Apr 24, 1998 07:52 AM
by K Paul Johnson

Following up on Mark's latest, I think that Jung's doctrine of
the four functions provides a useful model for talking about
balance in the personality. According to the MBTI I'm an
intuitive thinking type; this seems a prevalent
configuration among Theosophists. It certainly makes for
attraction to HPB's writing, where judgments are usually
presented in thinking rather than feeling form (overtly that is)
and where perceptions are more inward than outward in nature.

All that could be debated, but continuing from there I will point
out that Jung says around age 40 the emphasis should start to
shift to the opposite, undeveloped functions. In the case of
intuitive thinkers, those are feeling and sensation. And I did
find that an otherworldiness leading to asceticism in my 20s and
30s started to yield to a much more earthy approach as I neared
and passed 40. Thus I kayak rather than read on weekends, try to
fully experience emotions rather than deny them, and so on.

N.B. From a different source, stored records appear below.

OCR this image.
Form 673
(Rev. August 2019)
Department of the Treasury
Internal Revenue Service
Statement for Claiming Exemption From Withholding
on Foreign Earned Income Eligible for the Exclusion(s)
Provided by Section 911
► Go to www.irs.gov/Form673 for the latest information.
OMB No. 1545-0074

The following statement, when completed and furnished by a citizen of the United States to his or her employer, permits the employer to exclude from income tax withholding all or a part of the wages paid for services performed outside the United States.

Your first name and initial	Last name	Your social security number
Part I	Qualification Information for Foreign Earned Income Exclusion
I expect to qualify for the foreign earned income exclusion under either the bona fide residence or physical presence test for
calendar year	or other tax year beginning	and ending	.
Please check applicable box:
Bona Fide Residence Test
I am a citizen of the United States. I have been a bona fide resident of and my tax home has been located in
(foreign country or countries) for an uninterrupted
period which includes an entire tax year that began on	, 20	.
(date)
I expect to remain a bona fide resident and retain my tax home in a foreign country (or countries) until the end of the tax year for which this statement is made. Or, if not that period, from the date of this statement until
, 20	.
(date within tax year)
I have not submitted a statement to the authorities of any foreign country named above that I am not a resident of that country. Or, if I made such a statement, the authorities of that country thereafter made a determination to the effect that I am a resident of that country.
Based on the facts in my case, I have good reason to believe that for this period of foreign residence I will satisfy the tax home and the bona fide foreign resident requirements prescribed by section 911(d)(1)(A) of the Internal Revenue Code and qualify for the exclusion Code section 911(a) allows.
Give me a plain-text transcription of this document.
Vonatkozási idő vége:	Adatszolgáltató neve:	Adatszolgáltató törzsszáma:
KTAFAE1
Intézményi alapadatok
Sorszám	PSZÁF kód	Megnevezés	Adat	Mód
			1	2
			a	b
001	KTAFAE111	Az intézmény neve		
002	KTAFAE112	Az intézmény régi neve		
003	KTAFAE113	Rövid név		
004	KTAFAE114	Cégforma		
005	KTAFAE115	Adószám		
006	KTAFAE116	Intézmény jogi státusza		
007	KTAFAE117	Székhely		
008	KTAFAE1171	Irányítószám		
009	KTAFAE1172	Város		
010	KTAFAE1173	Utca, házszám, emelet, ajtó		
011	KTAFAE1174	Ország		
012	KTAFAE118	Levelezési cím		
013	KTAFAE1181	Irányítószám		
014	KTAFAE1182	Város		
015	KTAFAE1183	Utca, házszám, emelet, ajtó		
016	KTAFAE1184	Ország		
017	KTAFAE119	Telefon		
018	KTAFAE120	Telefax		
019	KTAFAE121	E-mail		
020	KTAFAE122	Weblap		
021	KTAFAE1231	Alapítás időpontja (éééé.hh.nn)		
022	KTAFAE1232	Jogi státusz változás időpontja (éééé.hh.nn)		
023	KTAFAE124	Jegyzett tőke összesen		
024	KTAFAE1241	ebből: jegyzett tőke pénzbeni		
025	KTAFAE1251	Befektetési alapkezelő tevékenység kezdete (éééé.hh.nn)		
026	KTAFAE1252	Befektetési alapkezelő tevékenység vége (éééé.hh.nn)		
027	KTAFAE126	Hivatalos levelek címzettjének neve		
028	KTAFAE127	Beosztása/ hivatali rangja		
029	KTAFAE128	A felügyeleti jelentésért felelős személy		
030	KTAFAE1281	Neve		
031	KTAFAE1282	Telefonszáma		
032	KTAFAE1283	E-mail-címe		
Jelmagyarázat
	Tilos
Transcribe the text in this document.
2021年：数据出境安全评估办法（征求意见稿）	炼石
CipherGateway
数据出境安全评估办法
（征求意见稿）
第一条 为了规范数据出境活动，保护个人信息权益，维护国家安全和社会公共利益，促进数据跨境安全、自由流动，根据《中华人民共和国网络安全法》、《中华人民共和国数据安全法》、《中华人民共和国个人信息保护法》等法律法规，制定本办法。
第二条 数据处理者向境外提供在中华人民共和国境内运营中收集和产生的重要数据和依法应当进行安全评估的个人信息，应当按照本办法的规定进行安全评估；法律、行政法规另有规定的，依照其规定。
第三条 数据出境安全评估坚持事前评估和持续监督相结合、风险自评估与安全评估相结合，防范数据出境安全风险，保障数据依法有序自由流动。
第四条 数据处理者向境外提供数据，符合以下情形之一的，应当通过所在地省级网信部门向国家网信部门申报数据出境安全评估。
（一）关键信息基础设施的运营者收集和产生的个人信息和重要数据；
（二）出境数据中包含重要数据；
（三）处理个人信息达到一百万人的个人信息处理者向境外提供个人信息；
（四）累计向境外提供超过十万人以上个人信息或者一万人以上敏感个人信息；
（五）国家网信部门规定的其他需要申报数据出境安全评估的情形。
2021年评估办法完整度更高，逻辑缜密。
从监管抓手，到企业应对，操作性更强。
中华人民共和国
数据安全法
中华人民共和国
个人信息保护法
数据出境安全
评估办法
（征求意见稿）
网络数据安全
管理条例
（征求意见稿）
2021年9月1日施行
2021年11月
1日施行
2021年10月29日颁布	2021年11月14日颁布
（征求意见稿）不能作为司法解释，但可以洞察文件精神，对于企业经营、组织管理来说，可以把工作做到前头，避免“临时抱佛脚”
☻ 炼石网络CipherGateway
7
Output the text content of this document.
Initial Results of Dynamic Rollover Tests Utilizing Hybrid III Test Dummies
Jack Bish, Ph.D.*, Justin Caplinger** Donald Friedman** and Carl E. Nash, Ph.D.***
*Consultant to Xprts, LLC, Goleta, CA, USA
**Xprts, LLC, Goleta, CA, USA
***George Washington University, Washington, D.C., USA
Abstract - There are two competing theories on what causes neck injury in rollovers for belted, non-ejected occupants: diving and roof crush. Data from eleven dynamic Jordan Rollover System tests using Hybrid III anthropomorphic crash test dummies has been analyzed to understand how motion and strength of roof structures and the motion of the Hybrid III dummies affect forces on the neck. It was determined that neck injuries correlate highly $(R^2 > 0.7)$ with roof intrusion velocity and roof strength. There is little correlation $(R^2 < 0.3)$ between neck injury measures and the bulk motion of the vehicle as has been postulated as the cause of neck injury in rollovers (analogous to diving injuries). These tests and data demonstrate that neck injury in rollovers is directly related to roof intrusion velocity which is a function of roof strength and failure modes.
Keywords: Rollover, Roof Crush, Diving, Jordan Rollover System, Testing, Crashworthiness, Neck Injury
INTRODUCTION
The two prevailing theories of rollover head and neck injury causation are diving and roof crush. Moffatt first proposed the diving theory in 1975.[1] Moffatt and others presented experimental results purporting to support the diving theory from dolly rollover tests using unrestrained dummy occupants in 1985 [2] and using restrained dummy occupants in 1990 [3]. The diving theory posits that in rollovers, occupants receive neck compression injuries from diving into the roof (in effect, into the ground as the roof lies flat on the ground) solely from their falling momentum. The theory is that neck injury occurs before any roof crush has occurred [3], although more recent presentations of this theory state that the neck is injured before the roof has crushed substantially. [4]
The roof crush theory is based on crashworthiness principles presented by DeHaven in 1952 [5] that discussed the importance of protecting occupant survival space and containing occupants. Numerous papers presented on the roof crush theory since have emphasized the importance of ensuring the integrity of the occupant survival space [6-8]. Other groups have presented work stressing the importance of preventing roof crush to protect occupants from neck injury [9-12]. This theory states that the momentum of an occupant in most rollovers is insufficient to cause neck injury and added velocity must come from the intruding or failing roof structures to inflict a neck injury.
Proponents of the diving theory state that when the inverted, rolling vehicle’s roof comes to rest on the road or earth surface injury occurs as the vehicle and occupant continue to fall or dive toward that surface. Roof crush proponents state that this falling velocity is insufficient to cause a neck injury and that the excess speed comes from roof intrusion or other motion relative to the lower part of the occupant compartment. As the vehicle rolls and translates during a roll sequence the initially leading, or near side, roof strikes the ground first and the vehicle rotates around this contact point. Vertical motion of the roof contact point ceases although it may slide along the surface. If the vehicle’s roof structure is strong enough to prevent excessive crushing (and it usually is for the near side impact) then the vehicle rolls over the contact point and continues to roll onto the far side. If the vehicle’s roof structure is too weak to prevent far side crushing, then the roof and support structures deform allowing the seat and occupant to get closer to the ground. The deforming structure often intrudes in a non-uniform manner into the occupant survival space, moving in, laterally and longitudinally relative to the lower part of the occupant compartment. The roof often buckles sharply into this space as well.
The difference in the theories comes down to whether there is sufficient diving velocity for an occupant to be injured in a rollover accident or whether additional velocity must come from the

>From this POV, those who continue throughout their lives to
follow an otherworldly, head-in-the-clouds direction are failing
to meet one of life's most important demands: seek balance. The
great danger of this is that the undeveloped side is also
*unconscious*, but not necessarily weak. Thus very intense
feelings and sensations can actually dominate the behavior of the
intuitive thinker, and yet be totally denied. This seems to be
the case with those who have reacted most viscerally to
"heretical" books, as seen on some theosophical and other
listservs. (Most amusingly, someone who said that *I* was 90% responsible for
*his and others'* negative emotions concerning my own books. I doubt that
would also be said about all the positive appreciation it
received, and wonder if he and his ideological allies would
subscribe to the general proposition that they are only 10%
responsible for their emotional reactions.) In the long
run, it was growth-producing to be attacked in such a manner, as it pointed
directly to the developmental task at hand: after spending your life thinking
and intuiting, now focus on feelings and sensations. The Cayce
readings, by focusing so much on physical health and emotional
awareness, were a fine balance to the otherworldly Theosophical
writings during this period of readjustment.